While the men labored on the framework, Falazahr sought covering material. She located a sapling with unique foliage: large, emerald, and as broad as a man's torso, featuring a texture similar to wax, perfect for shielding against both sun and precipitation.

Further along, the contingent discovered an enormous climbing plant coiled around the shafts of aged trees. Its strands were dusky and pliable, yet strong as ligaments. One of the men used a sharpened rock to sever the ends, extracting meters of highly resistant natural rope. They wrapped the filaments around their forearms, feeling the sticky sap of the creeper adhere to their skin. It was as though they were battling nature for survival; every fragment of timber, leaf, straw, or fiber was taken from the forest mercilessly. They did not petition the woods for consent; they seized what was required to ensure the first of their species did not succumb to thermal exhaustion.

Heridor witnessed the entire process from his "observation post." He was propped against the pronounced roots of a vast tree, under the welcoming shade of the branches. His right shoulder, now a throbbing stump pulsating with his heartbeat, distressed him, but he was wholly fixed on the dwelling being erected.

Falazahr directed the building. She instructed the men to set the stoutest boughs into the earth, forming an angled support that met at the apex. The noise of their exertions was a steady rhythm of splitting and labored breathing. One of them climbed onto another's shoulders to reach the highest point of the structure and bind the heavy pieces with creepers.

The securing process demanded meticulousness. The fibers were wrapped in exceptionally tight coils and crossed in an "X" pattern, guaranteeing that air currents would not topple the roof. Falazahr, her hands already injured and oozing blood, displayed no hesitation. She tightened the bindings with her teeth when her grasp could no longer bear it.

Once the fundamental structure proved solid, they began affixing the large fronds. Falazahr showed them how to layer the foliage, moving from bottom to top, like a fish's scales or, ironically, like the Stone-Hide's plates that had nearly killed her. They punctured the edges of the leaves with small, pointed twigs and threaded the thin strands of the vine through, stitching the covering to the wooden framework.

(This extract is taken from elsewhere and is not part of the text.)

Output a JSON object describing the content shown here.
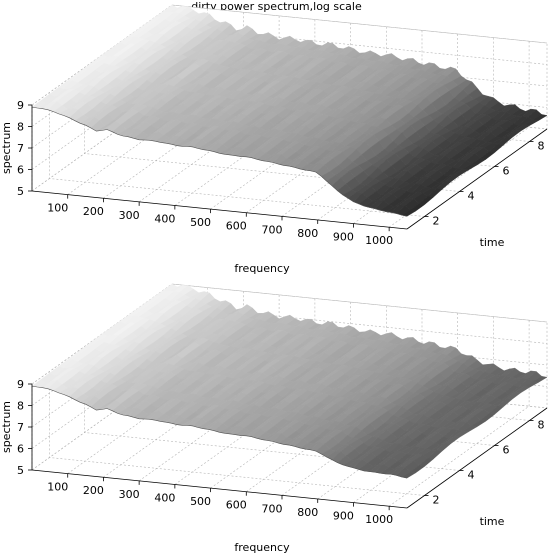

The hut was nearly finished, a pyramidal shape in shades of green and sepia. At first glimpse, it resembled a natural elevation, a slight rise in the earth, but the evenness and arrangement revealed the deliberate touch of the human hand. Heridor saw their commitment; they were not simply crafting shelter for him, they were raising the initial monument to their own endurance in this realm. Every attached leaf was a repudiation of demise. The gloom inside the dwelling, conspicuous through the narrow entrance, felt comforting, as if night itself had been imprisoned there in broad daylight.

As perspiration streamed down the laborers' faces, Heridor's throat felt parched. Gazing beyond his protective roots, he noted a cluster of small, dusky spheres hanging from a climbing plant, enjoying the sapling's shade. They appeared like grapes, but bore a shade of purple so intense it bordered on black.

With his single remaining hand—the left one—he grasped the produce. They were cool to the touch. With the dexterity he still retained, he fashioned a container. First, he lined a hollow in a piece of decaying wood with a wild banana leaf, creating a clean, "waterproof" receptacle.

He dropped the berries into the vessel. Utilizing a smooth, heavy fragment of a bough, he commenced pressing the fruits against the bottom. The sound of the husks cracking released a delicious fragrance—a blend of fermented wine and the scent of rain-soaked soil. Heridor toiled, focused and calm, transforming the physical exertion into something almost therapeutic.

Slowly, a thick, dark fluid accumulated at the bottom of the banana leaf, packed with the vital energy of those spheres. He was uncertain if it was safe to consume, but a keen instinct told him that color—the dark hue of the forest's heart—held the components he needed to replenish his lost lifeblood.